Decent books on trading equity options

I have a friend I believe is a bit of a compulsive gambler who absolutely loves speculating with equity options. There is no ryhme or reason to his investment process which irrates me to no end. What I would like to do is buy him a book on trading equity options that is relatively accessable in terms of language/theory so he can learn a little about the risks he is taking and also help him improve his investment decision making. So are there any books on the subject that any of you would recommend? I’d also like to learn a bit more about fx and FI options in terms of their use in risk management for corporate entities and financial institutions so if you could point me in the right direction on that end I would be very grateful.

thanks!

Is your friend lockheed?

Look FM, after many, many years, I got it working consistently now. The Natenburg book “Option Volatility and Pricing” is really a solid book, Bodi. The fckers on the NYMEX (the one’s who read books) swore by it. the others, were pretty much classic mafia.

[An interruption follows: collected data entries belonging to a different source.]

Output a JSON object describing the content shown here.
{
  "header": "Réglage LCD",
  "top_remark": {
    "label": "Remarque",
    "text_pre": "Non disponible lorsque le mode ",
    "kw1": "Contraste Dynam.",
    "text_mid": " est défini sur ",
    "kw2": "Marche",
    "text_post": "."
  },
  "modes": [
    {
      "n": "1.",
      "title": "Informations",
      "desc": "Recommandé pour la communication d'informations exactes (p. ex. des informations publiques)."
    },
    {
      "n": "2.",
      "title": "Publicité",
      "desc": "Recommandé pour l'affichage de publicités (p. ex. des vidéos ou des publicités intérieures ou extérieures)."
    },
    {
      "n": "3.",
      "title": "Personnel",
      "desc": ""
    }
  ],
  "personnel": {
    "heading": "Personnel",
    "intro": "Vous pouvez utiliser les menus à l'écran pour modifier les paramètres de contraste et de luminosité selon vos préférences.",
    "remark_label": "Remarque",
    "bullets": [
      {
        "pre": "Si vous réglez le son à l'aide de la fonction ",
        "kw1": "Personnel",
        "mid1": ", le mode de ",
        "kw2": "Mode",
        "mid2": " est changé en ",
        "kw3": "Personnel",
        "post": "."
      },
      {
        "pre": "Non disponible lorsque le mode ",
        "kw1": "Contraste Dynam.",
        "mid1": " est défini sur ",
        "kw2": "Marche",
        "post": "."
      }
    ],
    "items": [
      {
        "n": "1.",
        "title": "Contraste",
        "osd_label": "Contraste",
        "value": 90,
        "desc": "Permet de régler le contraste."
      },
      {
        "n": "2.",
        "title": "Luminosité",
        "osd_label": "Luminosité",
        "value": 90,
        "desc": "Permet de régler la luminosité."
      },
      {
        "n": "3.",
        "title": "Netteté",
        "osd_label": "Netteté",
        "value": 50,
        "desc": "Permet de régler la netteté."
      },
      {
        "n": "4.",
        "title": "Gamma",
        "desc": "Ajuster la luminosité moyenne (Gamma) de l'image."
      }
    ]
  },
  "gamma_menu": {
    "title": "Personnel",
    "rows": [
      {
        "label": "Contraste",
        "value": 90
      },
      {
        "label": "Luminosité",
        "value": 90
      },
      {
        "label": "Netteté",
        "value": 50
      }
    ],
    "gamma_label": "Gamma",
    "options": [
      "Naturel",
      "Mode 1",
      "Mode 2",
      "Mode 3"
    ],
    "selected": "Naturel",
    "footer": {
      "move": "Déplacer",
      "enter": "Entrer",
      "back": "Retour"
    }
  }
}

Anyways, the Cyprus situation should help me get out of dinger.

I already put in my closing order for the gap down at open. Half closed, then let the rest ride, because everybody wanted an excuse to lock in gains.

http://www.youtube.com/watch?v=Wd2aeZhu9xY

Happy Irish day buddies.

I’ve always heard good things about the Natenburg book but I don’t have it. I have one by Greg Fontanills called “The Options Course” Fontanills’ big thing is Delta Neutral trading and combining Stocks with Options to outperform an all stock portfolio. There is also a workbook you can get with it which I always like. Another one I have is by a guy named Jeff Augen called “The Volatility Edge in Option Trading”. I really like Augen’s style; seems more refined and technical. His emphasis is on analyzing the implied volatilities since that is really what you’re trading with options anyways. He also has an Option Trader’s Workbook, which isn’t related to the Volatility Edge book but is still very good.

IMO I’d skip Augen, he wrote an entire book on a flawed premise (one about expiry) and makes up his own volatility metrics. Stick to the classics. Natenburg is good, I’d also look at Baird’s Market Making, and Sinclair’s Option Trading. If you just want technical/reference stuff look at Hull or Taleb.

^thats interesting about Augen, I wasn’t aware of that. What exactly was the flawed premise? Are you referring to the book he wrote about trading the expiration cycle? I haven’t read that one but I’ve seen it.

Yea, the gist of it is vol is 0 at expiry (duh), so there’s a collapse on expiration day so it makes sense to be short. It’s akin to thinking you can sell a straddle at EOD friday to capture the weekend decay.

Other gripes are he cherry picks trades as if it’s validation for his methods and presents ideas that are untradeable. IIRC he discusses some paterns on how IV moves within a 2hr window - given the spread/commission it’s largely irrellevant.

It’s probably not as bad as I’m making it sound, I just think the time is better spent reading books of higher quality.